I suspect that Twitter’s engineers know this but were ordered to make it happen immediately no matter what by Musk, who has the patient judgment and impulse control of a 5-year-old, and who absolutely refuses to even attempt to learn from people with vastly more expertise.
This raises a question: what OTHER rash decisions have been implemented behind the scenes? Surely the number of those can’t be zero, even though we might hope for that. I suspect we’ll find out in good time and I further suspect that it’ll be when the consequences manifest themselves in unpleasant ways.
Re:
Dude won’t even learn from his own fuckups lol. Of course he’s not learning from anyone else.
Re:
Actually, the average 5-year-old has much better judgment and impulse control than Elmo’s shown thus far.
Dev 101 Rookie bug
This shouldn’t need to wait for the Trust & Safety team to catch after the fact. It’s a ridiculously stupid dev mistake that should never have come into existence. Idiots. Led by an idiot.
Re:
What Trust & Safety team. Elmo got rid of it because they kept getting in his way of removing all the safety of Ex-Twitter and thus destroying all the trust people used to have in it before he took over.
From the crowd of 'I don't care what pronoun you want me to use' comes...
And now he’s outright changing the content of user comments because he can’t stand that people keep calling it Twitter… I seem to recall a few people losing their minds over the thought of other platforms maybe doing that, I’m sure they’ll be just as outraged with Elon actually doing it.
It probably comes down to him firing all of the developers and wanting x feature shipped tomorrow.
So how long before Musk uses this technology to edit all Amazon/Walmart links on the site to add in Musk’s personal affiliate/referral code?
Shameful
Blindly changing “twitter” to “x” in URLs is just plain negligent programming. You shouldn’t even need a trust & safety team to recognize what a terrible idea that is. The stupidity is just mind boggling, But sadly, considering the root of the problem, not surprising.
Things like this (including the Scunthorpe problem and the clbuttic problem) are exactly why I never automate my search/replace when editing a document.
Sideshow Elon continues to step on rakes that everyone else told him shouldn’t be laid on the ground like that. In five years time, Twitter’s trust and safety team and policies will be back to where they were pre-takeover, after Elon has made every single mistake he can out of pure petulance.
Re: Firing excuse?
Seems more like an example for Musk to use as a reason to fire devs. He just says anyone who did this so obviously stupidly is incompetent and should resign immediately. No compensation or EDD support owed.

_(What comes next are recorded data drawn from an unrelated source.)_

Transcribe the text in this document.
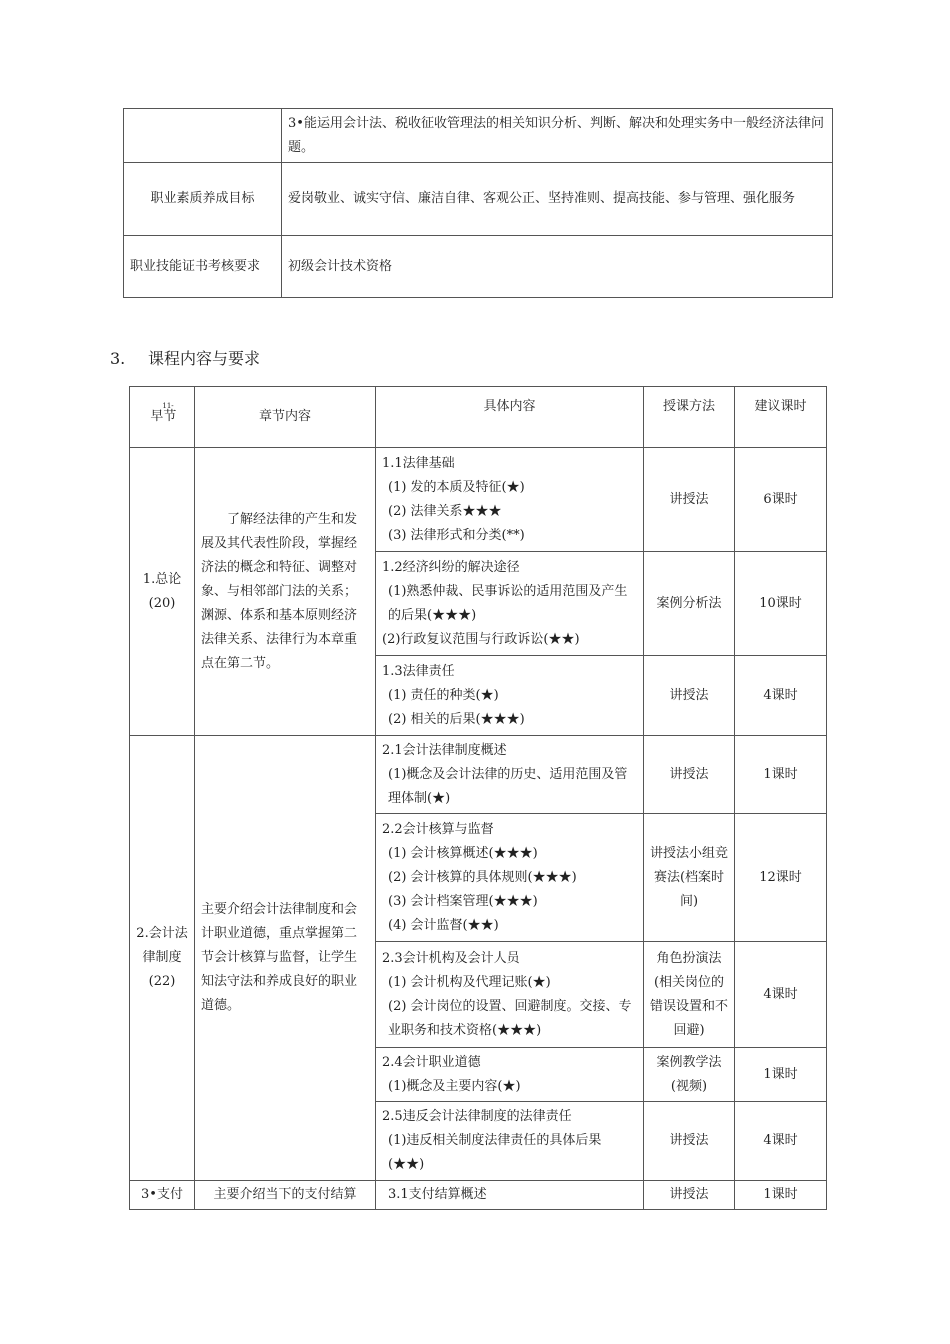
	3•能运用会计法、税收征收管理法的相关知识分析、判断、解决和处理实务中一般经济法律问题。
职业素质养成目标	爱岗敬业、诚实守信、廉洁自律、客观公正、坚持准则、提高技能、参与管理、强化服务
职业技能证书考核要求	初级会计技术资格
3. 课程内容与要求
早节$^{11-}$	章节内容	具体内容	授课方法	建议课时

1.总论
(20)	了解经法律的产生和发展及其代表性阶段，掌握经济法的概念和特征、调整对象、与相邻部门法的关系；渊源、体系和基本原则经济法律关系、法律行为本章重点在第二节。	1.1法律基础
(1) 发的本质及特征(★)
(2) 法律关系★★★
(3) 法律形式和分类(**)	讲授法	6课时

		1.2经济纠纷的解决途径
(1)熟悉仲裁、民事诉讼的适用范围及产生的后果(★★★)
(2)行政复议范围与行政诉讼(★★)	案例分析法	10课时

		1.3法律责任
(1) 责任的种类(★)
(2) 相关的后果(★★★)	讲授法	4课时
2.会计法律制度(22)	主要介绍会计法律制度和会计职业道德，重点掌握第二节会计核算与监督，让学生知法守法和养成良好的职业道德。	2.1会计法律制度概述
(1)概念及会计法律的历史、适用范围及管理体制(★)	讲授法	1课时

		2.2会计核算与监督
(1) 会计核算概述(★★★)
(2) 会计核算的具体规则(★★★)
(3) 会计档案管理(★★★)
(4) 会计监督(★★)	讲授法小组竞赛法(档案时间)	12课时

		2.3会计机构及会计人员
(1) 会计机构及代理记账(★)
(2) 会计岗位的设置、回避制度。交接、专业职务和技术资格(★★★)	角色扮演法(相关岗位的错误设置和不回避)	4课时

		2.4会计职业道德
(1)概念及主要内容(★)	案例教学法(视频)	1课时

		2.5违反会计法律制度的法律责任
(1)违反相关制度法律责任的具体后果(★★)	讲授法	4课时
3•支付	主要介绍当下的支付结算	3.1支付结算概述	讲授法	1课时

But on the upside they also managed to stop slapping the adult filter on every image if it had peen or not.
I’ll just sit here listening to the birds all X in my garden. X-chat X-chat, X-chat go the birds x’ing all the morning long.

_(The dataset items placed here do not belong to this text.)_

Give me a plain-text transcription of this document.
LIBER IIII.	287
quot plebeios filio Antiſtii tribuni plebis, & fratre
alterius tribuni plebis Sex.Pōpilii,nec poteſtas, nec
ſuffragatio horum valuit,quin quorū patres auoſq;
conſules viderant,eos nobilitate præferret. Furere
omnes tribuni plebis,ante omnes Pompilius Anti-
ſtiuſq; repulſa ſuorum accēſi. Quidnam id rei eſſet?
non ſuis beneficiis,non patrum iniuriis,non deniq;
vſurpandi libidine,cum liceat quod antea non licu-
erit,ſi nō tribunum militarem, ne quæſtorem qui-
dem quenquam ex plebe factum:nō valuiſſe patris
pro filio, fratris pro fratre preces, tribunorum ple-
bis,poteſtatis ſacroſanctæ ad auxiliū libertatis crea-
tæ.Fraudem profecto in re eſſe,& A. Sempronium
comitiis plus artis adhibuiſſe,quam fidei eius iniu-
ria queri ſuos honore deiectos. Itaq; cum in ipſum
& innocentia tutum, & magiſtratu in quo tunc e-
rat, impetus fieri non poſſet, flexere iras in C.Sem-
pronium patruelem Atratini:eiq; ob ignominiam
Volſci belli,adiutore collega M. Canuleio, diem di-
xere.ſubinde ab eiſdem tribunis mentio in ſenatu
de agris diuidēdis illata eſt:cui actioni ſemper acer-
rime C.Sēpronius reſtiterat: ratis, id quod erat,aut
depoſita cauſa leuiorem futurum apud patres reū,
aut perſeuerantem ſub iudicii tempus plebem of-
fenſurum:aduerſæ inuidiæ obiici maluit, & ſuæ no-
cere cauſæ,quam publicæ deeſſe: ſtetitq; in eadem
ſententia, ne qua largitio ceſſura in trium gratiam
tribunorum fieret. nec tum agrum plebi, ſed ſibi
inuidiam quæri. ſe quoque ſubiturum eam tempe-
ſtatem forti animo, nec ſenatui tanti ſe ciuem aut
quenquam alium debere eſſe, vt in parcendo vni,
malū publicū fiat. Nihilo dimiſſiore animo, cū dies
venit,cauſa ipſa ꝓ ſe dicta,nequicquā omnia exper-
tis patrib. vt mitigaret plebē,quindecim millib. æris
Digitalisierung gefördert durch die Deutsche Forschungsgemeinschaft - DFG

Nobody is under any obligation whatsoever to use the garbage formerly known as Twitter, but it appears that many of us would rather continue their addiction to it while complaining loudly of its numerous flaws. Kind of like staying in a really bad marriage, where the only sex you DO happen to get is minus any foreplay or lubrication, and usually involving the wrong orifice. You get plenty of it, though…
Re:
Elon: How badly do I have to beat them before they leave?!